Ce jour-là, Lionel Baier, réalisateur suisse de cinéma, était interrogé dans le cadre du journal télévisé du soir de la chaîne nationale. Il se trouvait dans une rue vidée par les mesures de confinement, peu importe la ville. Interrogé sur les effets du confinement, il a eu ce propos : « Il y a quelque chose qui est étonnant, dont je pense qu’on a tous pu faire l’expérience et qui changera notre regard sur les villes que l’on traverse. « En référence à son métier de réalisateur, il ajoutait : « Les villes c’est un peu comme des films ; elles sont plus ou moins bien montées. C’est-à-dire qu’on voit plus ou moins comment leurs architectures fonctionnent et comment est-ce que l’urbanisme leur répond. Et en fait dans les villes qui sont désertes en ce moment, on peut vraiment assister au montage pur de ces villes et se poser des questions du comment elles sont agencées. […] Et peut-être qu’on aura un regard différent sur l’urbanisme maintenant qu’on aura vu la ville sans ses habitants, c’est-à-dire les bâtiments (sic, voulait-il parler des rues ?) sans les gens qui les traversent. […] Elles se dévoilent, nous parlent plus peut être, parce qu’elles ne sont pas en train d’être dans la séduction des gens qui les parcourent ; elles sont nues. Elles sont livrées à elles-mêmes, et donc ça les rend très affectées. »

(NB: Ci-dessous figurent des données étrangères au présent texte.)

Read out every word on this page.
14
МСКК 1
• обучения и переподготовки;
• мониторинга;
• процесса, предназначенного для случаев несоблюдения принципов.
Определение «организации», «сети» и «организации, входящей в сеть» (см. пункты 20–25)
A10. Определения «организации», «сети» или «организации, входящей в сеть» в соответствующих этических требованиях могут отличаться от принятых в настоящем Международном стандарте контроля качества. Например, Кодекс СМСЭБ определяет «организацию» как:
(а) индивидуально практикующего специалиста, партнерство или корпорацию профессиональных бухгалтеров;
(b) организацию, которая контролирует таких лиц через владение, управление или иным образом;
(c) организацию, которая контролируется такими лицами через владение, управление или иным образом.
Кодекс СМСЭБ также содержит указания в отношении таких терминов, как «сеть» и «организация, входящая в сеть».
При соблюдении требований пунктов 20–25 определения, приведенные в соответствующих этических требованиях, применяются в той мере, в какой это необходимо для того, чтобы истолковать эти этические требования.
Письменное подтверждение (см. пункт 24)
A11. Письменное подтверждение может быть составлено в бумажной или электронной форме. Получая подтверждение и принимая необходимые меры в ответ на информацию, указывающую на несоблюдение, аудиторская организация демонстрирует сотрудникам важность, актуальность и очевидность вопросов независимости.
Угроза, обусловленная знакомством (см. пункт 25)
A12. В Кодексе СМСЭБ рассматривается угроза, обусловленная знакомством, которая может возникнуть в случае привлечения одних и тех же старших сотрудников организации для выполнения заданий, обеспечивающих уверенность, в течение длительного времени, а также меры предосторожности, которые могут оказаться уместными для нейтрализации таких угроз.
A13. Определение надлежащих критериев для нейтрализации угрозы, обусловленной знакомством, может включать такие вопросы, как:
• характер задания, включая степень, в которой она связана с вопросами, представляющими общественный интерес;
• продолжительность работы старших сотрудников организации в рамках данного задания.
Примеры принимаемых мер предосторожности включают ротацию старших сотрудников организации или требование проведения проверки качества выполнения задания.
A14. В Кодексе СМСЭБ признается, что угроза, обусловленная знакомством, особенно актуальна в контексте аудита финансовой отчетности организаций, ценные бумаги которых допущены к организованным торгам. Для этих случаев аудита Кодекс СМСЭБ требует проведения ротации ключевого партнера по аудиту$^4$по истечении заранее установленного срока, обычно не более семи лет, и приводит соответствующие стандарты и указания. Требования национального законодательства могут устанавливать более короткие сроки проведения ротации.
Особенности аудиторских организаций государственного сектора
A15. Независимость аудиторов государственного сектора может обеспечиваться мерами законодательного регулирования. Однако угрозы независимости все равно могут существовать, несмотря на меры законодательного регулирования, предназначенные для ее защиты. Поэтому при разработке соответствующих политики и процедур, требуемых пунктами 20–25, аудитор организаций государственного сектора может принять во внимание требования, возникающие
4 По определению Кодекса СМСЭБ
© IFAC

Comment être insensible à cette lecture de l’espace, du territoire et des groupements humains. L’expérience de la redécouverte de son environnement immédiat, qu’il soit urbain ou naturel, donne des frissons. Faites-en l’expérience, aujourd’hui que l’ampleur du confinement s’est allégée. Les rues ne sont plus tout à fait vides, mais la vie sociale, commerciale et culturelle y est fortement réduite. L’expérience est sensuelle, quasi charnelle. Elle est aussi exotique. Vous avez certainement vécu la ville vide la nuit. Mais l’émotion n’est pas la même de jour. La ville – la campagne aussi – n’est pas dissimulée dans la pénombre, ses formes se révèlent, ses couleurs s’affirment. Le regard qu’on pose sur elle peut explorer des perspectives, des détails, des rapports, des rythmes, des contrastes, présents ordinairement bien sûr, mais comme dissimulés par la vie ordinaire. Il est vrai que la ville sans l’homme n’est pas tout à fait la ville, mais la ville sans l’homme, c’est aussi la ville. Elle s’offre et se dévoile, sans pour autant s’exhiber.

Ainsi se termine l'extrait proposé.